In recent years, rapid advancements in large language models (LLMs) have steadily shifted their applications from simple chatbots to increasingly complex, autonomous agents. Agentic applications require LLMs to interact with a broad range of external information sources, tools, and environments to solve intricate tasks with minimal human oversight—posing significant challenges to their reliability. This dissertation presents a series of contributions toward (more) reliable agentic LLMs.
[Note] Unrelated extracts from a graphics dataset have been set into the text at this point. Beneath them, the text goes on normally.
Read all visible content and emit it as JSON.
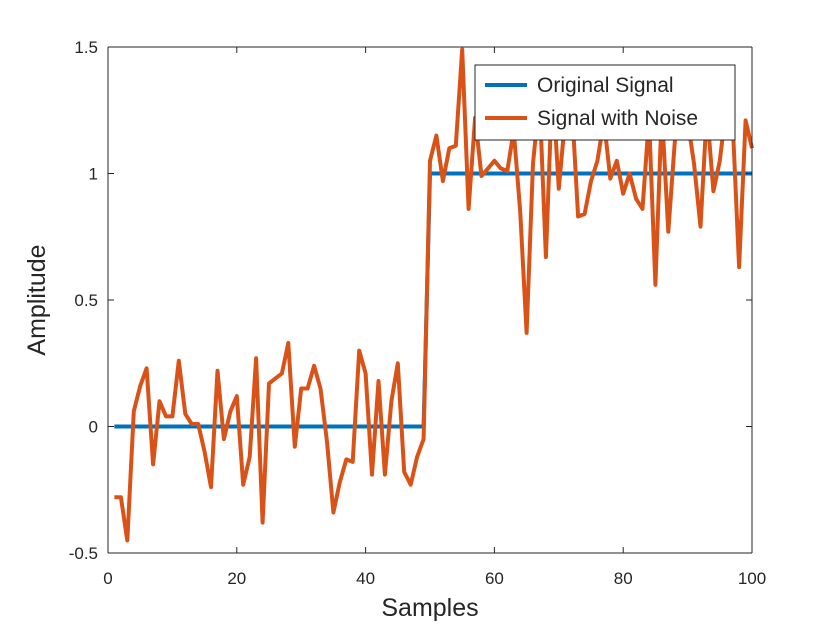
{
  "chart_data": {
    "type": "line",
    "title": "",
    "xlabel": "Samples",
    "ylabel": "Amplitude",
    "xlim": [
      0,
      100
    ],
    "ylim": [
      -0.5,
      1.5
    ],
    "xticks": [
      0,
      20,
      40,
      60,
      80,
      100
    ],
    "xtick_labels": [
      "0",
      "20",
      "40",
      "60",
      "80",
      "100"
    ],
    "yticks": [
      -0.5,
      0,
      0.5,
      1,
      1.5
    ],
    "ytick_labels": [
      "-0.5",
      "0",
      "0.5",
      "1",
      "1.5"
    ],
    "grid": false,
    "legend_position": "top-right",
    "series": [
      {
        "name": "Original Signal",
        "color": "#0072BD",
        "x": [
          1,
          49,
          50,
          100
        ],
        "y": [
          0,
          0,
          1,
          1
        ]
      },
      {
        "name": "Signal with Noise",
        "color": "#D95319",
        "x": [
          1,
          2,
          3,
          4,
          5,
          6,
          7,
          8,
          9,
          10,
          11,
          12,
          13,
          14,
          15,
          16,
          17,
          18,
          19,
          20,
          21,
          22,
          23,
          24,
          25,
          26,
          27,
          28,
          29,
          30,
          31,
          32,
          33,
          34,
          35,
          36,
          37,
          38,
          39,
          40,
          41,
          42,
          43,
          44,
          45,
          46,
          47,
          48,
          49,
          50,
          51,
          52,
          53,
          54,
          55,
          56,
          57,
          58,
          59,
          60,
          61,
          62,
          63,
          64,
          65,
          66,
          67,
          68,
          69,
          70,
          71,
          72,
          73,
          74,
          75,
          76,
          77,
          78,
          79,
          80,
          81,
          82,
          83,
          84,
          85,
          86,
          87,
          88,
          89,
          90,
          91,
          92,
          93,
          94,
          95,
          96,
          97,
          98,
          99,
          100
        ],
        "y": [
          -0.28,
          -0.28,
          -0.45,
          0.06,
          0.16,
          0.23,
          -0.15,
          0.1,
          0.04,
          0.04,
          0.26,
          0.05,
          0.01,
          0.01,
          -0.1,
          -0.24,
          0.22,
          -0.05,
          0.06,
          0.12,
          -0.23,
          -0.12,
          0.27,
          -0.38,
          0.17,
          0.19,
          0.21,
          0.33,
          -0.08,
          0.15,
          0.15,
          0.24,
          0.15,
          -0.06,
          -0.34,
          -0.22,
          -0.13,
          -0.14,
          0.3,
          0.21,
          -0.19,
          0.18,
          -0.19,
          0.1,
          0.25,
          -0.18,
          -0.23,
          -0.12,
          -0.05,
          1.05,
          1.15,
          0.97,
          1.1,
          1.11,
          1.49,
          0.86,
          1.22,
          0.99,
          1.02,
          1.05,
          1.02,
          1.01,
          1.17,
          0.85,
          0.37,
          1.04,
          1.3,
          0.67,
          1.36,
          0.94,
          1.22,
          1.28,
          0.83,
          0.84,
          0.97,
          1.05,
          1.21,
          0.98,
          1.05,
          0.92,
          1.0,
          0.9,
          0.86,
          1.22,
          0.56,
          1.25,
          0.77,
          1.12,
          1.4,
          1.21,
          1.04,
          0.79,
          1.25,
          0.93,
          1.05,
          1.26,
          1.2,
          0.63,
          1.21,
          1.1
        ]
      }
    ]
  }
}
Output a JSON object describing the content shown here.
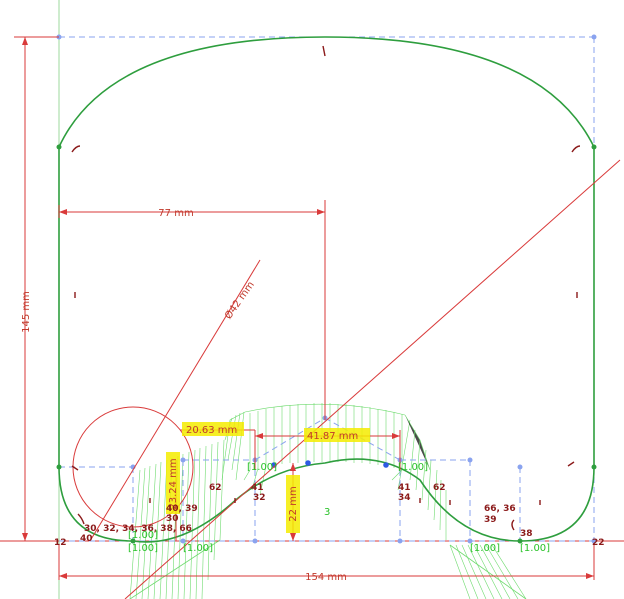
{
  "dimensions": {
    "height_145": "145 mm",
    "width_77": "77 mm",
    "diameter_42": "Ø42 mm",
    "dist_2063": "20.63 mm",
    "dist_4187": "41.87 mm",
    "dist_2324": "23.24 mm",
    "dist_22": "22 mm",
    "width_154": "154 mm"
  },
  "constraint_labels": {
    "c12_left": "12",
    "c40_left": "40",
    "c30_list": "30, 32, 34, 36, 38, 66",
    "c40_39": "40, 39",
    "c30": "30",
    "c62_left": "62",
    "c41_left": "41",
    "c32": "32",
    "c41_right": "41",
    "c34": "34",
    "c62_right": "62",
    "c66_36": "66, 36",
    "c39": "39",
    "c38": "38",
    "c22_right": "22",
    "c3": "3"
  },
  "spline_weights": {
    "w1": "[1.00]",
    "w2": "[1.00]",
    "w3": "[1.00]",
    "w4": "[1.00]",
    "w5": "[1.00]",
    "w6": "[1.00]",
    "w7": "[1.00]"
  },
  "colors": {
    "profile": "#2e9e3e",
    "dimension": "#d93a3a",
    "construction": "#8aa3ef",
    "highlight": "#f5ec00",
    "comb": "#33cc33"
  }
}
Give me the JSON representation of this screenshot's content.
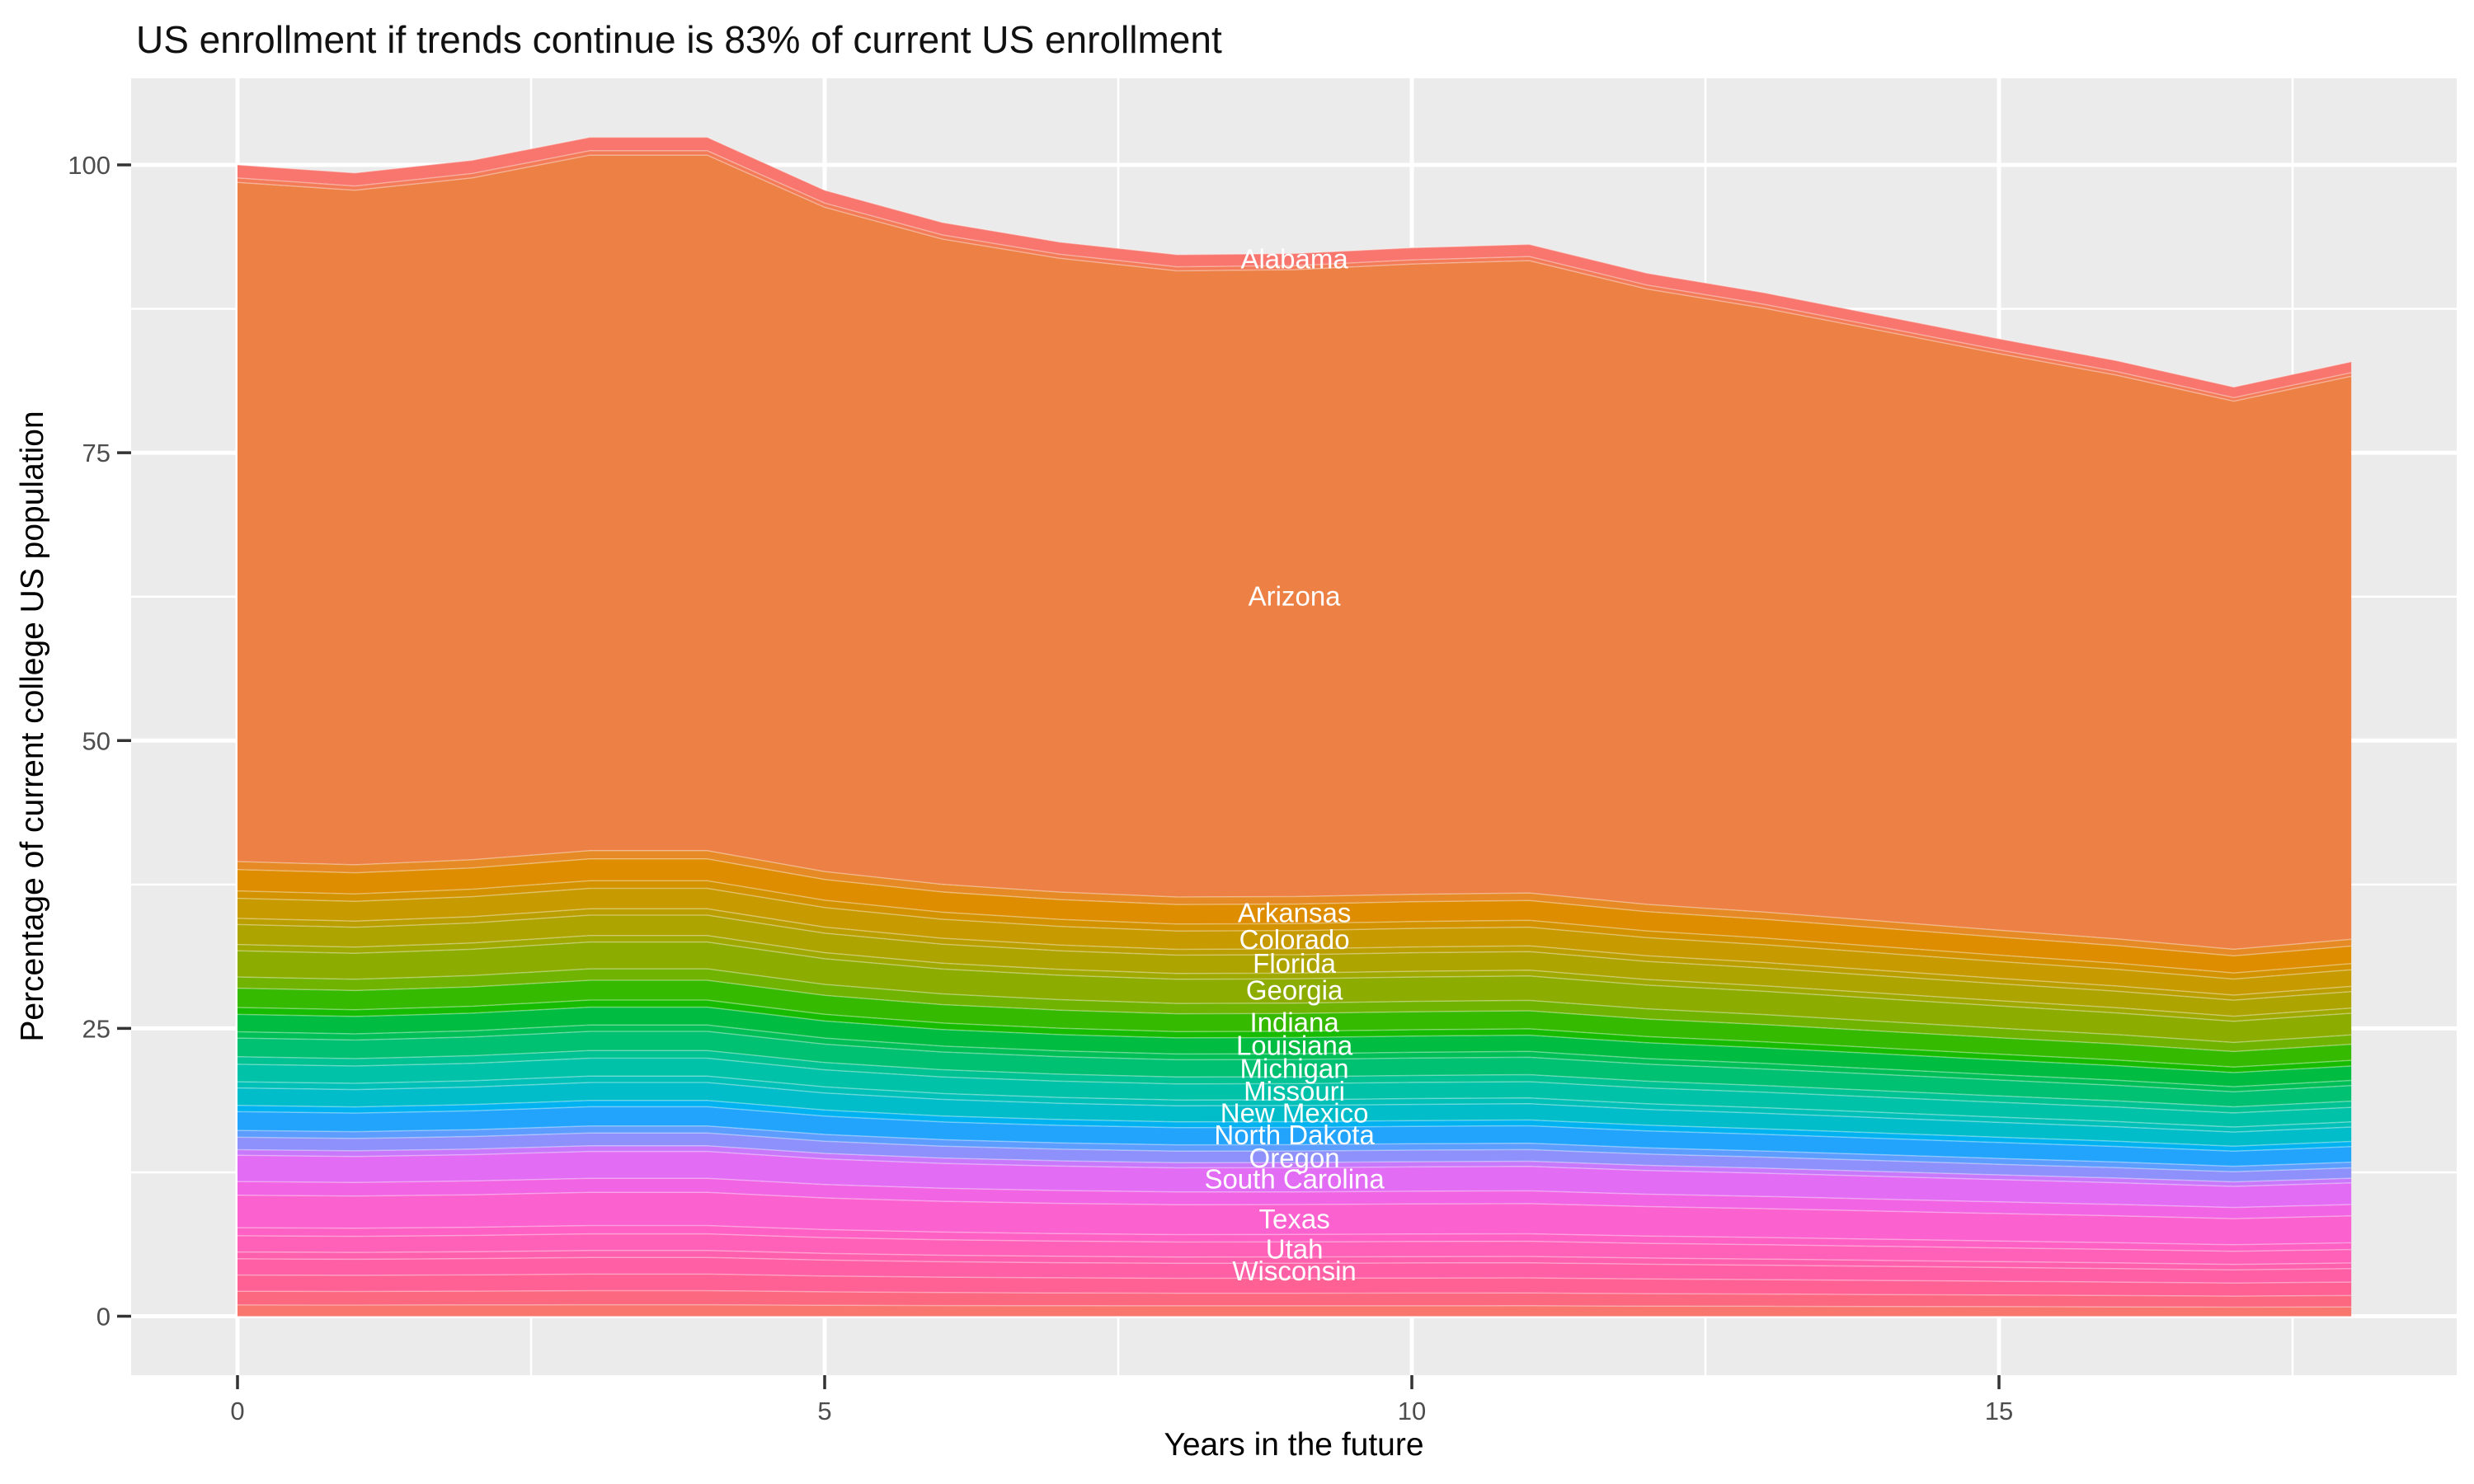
{
  "chart_data": {
    "type": "area",
    "stacked": true,
    "title": "US enrollment if trends continue is 83% of current US enrollment",
    "xlabel": "Years in the future",
    "ylabel": "Percentage of current college US population",
    "background": {
      "panel": "#EBEBEB",
      "grid": "#FFFFFF",
      "page": "#FFFFFF"
    },
    "axis": {
      "x_ticks": [
        0,
        5,
        10,
        15
      ],
      "x_minor": [
        2.5,
        7.5,
        12.5,
        17.5
      ],
      "y_ticks": [
        0,
        25,
        50,
        75,
        100
      ],
      "y_minor": [
        12.5,
        37.5,
        62.5,
        87.5
      ],
      "x_range": [
        0,
        18
      ],
      "y_range": [
        0,
        102.4
      ],
      "tick_color": "#333333",
      "tick_label_color": "#4d4d4d"
    },
    "x": [
      0,
      1,
      2,
      3,
      4,
      5,
      6,
      7,
      8,
      9,
      10,
      11,
      12,
      13,
      14,
      15,
      16,
      17,
      18
    ],
    "total_pct": [
      100.0,
      99.3,
      100.4,
      102.4,
      102.4,
      97.8,
      95.0,
      93.3,
      92.2,
      92.3,
      92.8,
      93.1,
      90.6,
      88.9,
      86.9,
      84.9,
      83.0,
      80.7,
      82.9
    ],
    "label_year": 9,
    "total_at_label_year": 92.3,
    "bands_note": "stacked state bands, bottom to top; from/to are cumulative % at year 9; unlabeled thin slivers shown as empty state names",
    "bands": [
      {
        "state": "",
        "from": 0.0,
        "to": 0.9,
        "color": "#f8766d"
      },
      {
        "state": "",
        "from": 0.9,
        "to": 2.0,
        "color": "#fc687f"
      },
      {
        "state": "",
        "from": 2.0,
        "to": 3.3,
        "color": "#ff6194"
      },
      {
        "state": "Wisconsin",
        "from": 3.3,
        "to": 4.6,
        "color": "#ff60a5",
        "labeled": true
      },
      {
        "state": "",
        "from": 4.6,
        "to": 5.15,
        "color": "#ff60ae"
      },
      {
        "state": "Utah",
        "from": 5.15,
        "to": 6.45,
        "color": "#ff61b8",
        "labeled": true
      },
      {
        "state": "",
        "from": 6.45,
        "to": 7.1,
        "color": "#fe61c3"
      },
      {
        "state": "Texas",
        "from": 7.1,
        "to": 9.7,
        "color": "#fb61cf",
        "labeled": true
      },
      {
        "state": "",
        "from": 9.7,
        "to": 10.8,
        "color": "#f164e3"
      },
      {
        "state": "South Carolina",
        "from": 10.8,
        "to": 12.9,
        "color": "#e26df4",
        "labeled": true
      },
      {
        "state": "",
        "from": 12.9,
        "to": 13.35,
        "color": "#c878fa"
      },
      {
        "state": "Oregon",
        "from": 13.35,
        "to": 14.35,
        "color": "#8e90fc",
        "labeled": true
      },
      {
        "state": "",
        "from": 14.35,
        "to": 14.9,
        "color": "#5d9dff"
      },
      {
        "state": "North Dakota",
        "from": 14.9,
        "to": 16.4,
        "color": "#22a4fd",
        "labeled": true
      },
      {
        "state": "",
        "from": 16.4,
        "to": 16.9,
        "color": "#00b2f0"
      },
      {
        "state": "New Mexico",
        "from": 16.9,
        "to": 18.3,
        "color": "#00bdc9",
        "labeled": true
      },
      {
        "state": "",
        "from": 18.3,
        "to": 18.8,
        "color": "#00c0b8"
      },
      {
        "state": "Missouri",
        "from": 18.8,
        "to": 20.2,
        "color": "#00c2a8",
        "labeled": true
      },
      {
        "state": "",
        "from": 20.2,
        "to": 20.8,
        "color": "#00c292"
      },
      {
        "state": "Michigan",
        "from": 20.8,
        "to": 22.3,
        "color": "#00c071",
        "labeled": true
      },
      {
        "state": "",
        "from": 22.3,
        "to": 22.8,
        "color": "#00bf57"
      },
      {
        "state": "Louisiana",
        "from": 22.8,
        "to": 24.2,
        "color": "#00bd41",
        "labeled": true
      },
      {
        "state": "",
        "from": 24.2,
        "to": 24.75,
        "color": "#17bc00"
      },
      {
        "state": "Indiana",
        "from": 24.75,
        "to": 26.3,
        "color": "#35ba00",
        "labeled": true
      },
      {
        "state": "",
        "from": 26.3,
        "to": 27.2,
        "color": "#70b300"
      },
      {
        "state": "Georgia",
        "from": 27.2,
        "to": 29.3,
        "color": "#8dac00",
        "labeled": true
      },
      {
        "state": "",
        "from": 29.3,
        "to": 29.8,
        "color": "#9fa900"
      },
      {
        "state": "Florida",
        "from": 29.8,
        "to": 31.4,
        "color": "#aea400",
        "labeled": true
      },
      {
        "state": "",
        "from": 31.4,
        "to": 31.9,
        "color": "#bb9f00"
      },
      {
        "state": "Colorado",
        "from": 31.9,
        "to": 33.5,
        "color": "#c79b00",
        "labeled": true
      },
      {
        "state": "",
        "from": 33.5,
        "to": 34.1,
        "color": "#d39300"
      },
      {
        "state": "Arkansas",
        "from": 34.1,
        "to": 35.8,
        "color": "#de8c00",
        "labeled": true
      },
      {
        "state": "",
        "from": 35.8,
        "to": 36.45,
        "color": "#e68a25"
      },
      {
        "state": "Arizona",
        "from": 36.45,
        "to": 90.9,
        "color": "#ed8045",
        "labeled": true
      },
      {
        "state": "",
        "from": 90.9,
        "to": 91.25,
        "color": "#f37b58"
      },
      {
        "state": "Alabama",
        "from": 91.25,
        "to": 92.3,
        "color": "#f8766d",
        "labeled": true
      }
    ],
    "state_labels": [
      {
        "state": "Alabama",
        "center_pct": 91.8
      },
      {
        "state": "Arizona",
        "center_pct": 62.5
      },
      {
        "state": "Arkansas",
        "center_pct": 35.0
      },
      {
        "state": "Colorado",
        "center_pct": 32.7
      },
      {
        "state": "Florida",
        "center_pct": 30.6
      },
      {
        "state": "Georgia",
        "center_pct": 28.3
      },
      {
        "state": "Indiana",
        "center_pct": 25.5
      },
      {
        "state": "Louisiana",
        "center_pct": 23.5
      },
      {
        "state": "Michigan",
        "center_pct": 21.5
      },
      {
        "state": "Missouri",
        "center_pct": 19.5
      },
      {
        "state": "New Mexico",
        "center_pct": 17.6
      },
      {
        "state": "North Dakota",
        "center_pct": 15.7
      },
      {
        "state": "Oregon",
        "center_pct": 13.7
      },
      {
        "state": "South Carolina",
        "center_pct": 11.9
      },
      {
        "state": "Texas",
        "center_pct": 8.4
      },
      {
        "state": "Utah",
        "center_pct": 5.8
      },
      {
        "state": "Wisconsin",
        "center_pct": 3.9
      }
    ]
  }
}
Firstly, we explore how LLMs can be made more robust when incorporating external references—an essential capability for many agentic applications. We introduce chain-of-defensive-thought, a simple yet effective technique that instructs LLMs to generate a chain of thought mimicking a structured reasoning process of cross-checking. This highly accessible approach significantly improves the robustness of a wide range of LLMs against reference corruption. Importantly, it highlights a promising direction: exploiting the reasoning abilities of LLMs for robustness on tasks that are not necessarily reasoning-centric, which is a timely insight given the growing interest in LLM reasoning and the increasing reliability demands of agentic applications.
Secondly, we examine the reliability of tool use in agentic LLMs. While external tools can dramatically extend the capabilities of LLMs, the current paradigm—where models choose tools based solely on text descriptions—proves fragile. We demonstrate how strategic edits to tool descriptions can substantially bias tool usage, revealing a vulnerability in standard tool/function-calling protocols. These findings underscore the need for a grounded mechanism for agentic LLMs to select and utilize tools and resources.
Finally, we address the reliability of LLM evaluations, particularly in the presence of test set contamination, where models may (knowingly or not) train on test data prior to evaluation. We propose DyePack, a novel framework that repurposes backdoor techniques into a principled mechanism for identifying such contamination. DyePack operates without requiring access to model internals and supports both multiple-choice and open-ended tasks. More importantly, it provides provable guarantees by enabling exact false positive rate (FPR) computation before flagging any model as contaminated—effectively preventing false accusations while offering strong evidence for every case detected. This positions DyePack as a powerful tool for maintaining the integrity of open benchmarks and safeguarding our pathway toward reliable agentic LLMs.
Wenxiao Wang is a Ph.D. student in Computer Science at the University of Maryland. His recent research focuses on developing reliable large language models for agentic applications. He received his B.S. degree in Computer Science from the Yao Class at Tsinghua University in 2020.
He has held research intern positions at Sony AI (summer 2023) in the Privacy-Preserving Machine Learning (PPML) team and at Bytedance (summer 2022). He also worked as a research assistant at the Institute for Interdisciplinary Information Sciences (IIIS) at Tsinghua University (2020–2021), was a visiting student researcher at UC Berkeley (2019), and interned at Bytedance AI Lab (2018).